This co-authored, mother-daughter memoir recounts daughter Elena’s five-year struggle to overcome anorexia nervosa after her diagnosis at 17.
Elena’s memories often highlight the interwoven nature of her relationship with food to traumatic events in her life, from childhood feelings of maternal abandonment to a rape at age 13. The memoir’s most emotionally resonant moments involve Elena’s recognition of the connections between her emotional landscape and her anorexia. However, the narrative follows a distinct pattern: Elena experiences a health crisis that leads to professional intervention, she leaves treatment, the timeline skips ahead. At this point readers are essentially told that during the intervening time Elena was academically successful in such varied accomplishments as completing advanced placement exams and securing a job as a college dormitory residential assistant.
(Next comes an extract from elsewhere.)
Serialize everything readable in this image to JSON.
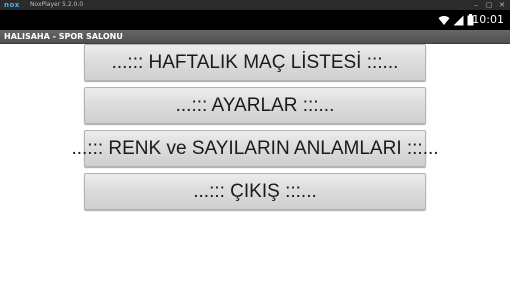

It’s difficult to imagine how she masked her heart condition, fainting, and other indicators of serious health problems. With each health crisis, the cycle begins anew, and readers learn that her anorexia has been growing increasingly severe. Elena does bravely expose her emotional struggles, and readers will welcome her eventual recovery. Unfortunately the book again skips the two years between her decision to accept help and the final reveal.
This memoir contains moving snapshots of a young woman’s struggles with anorexia nervosa, but readers may be frustrated by omissions of key moments in the recovery process.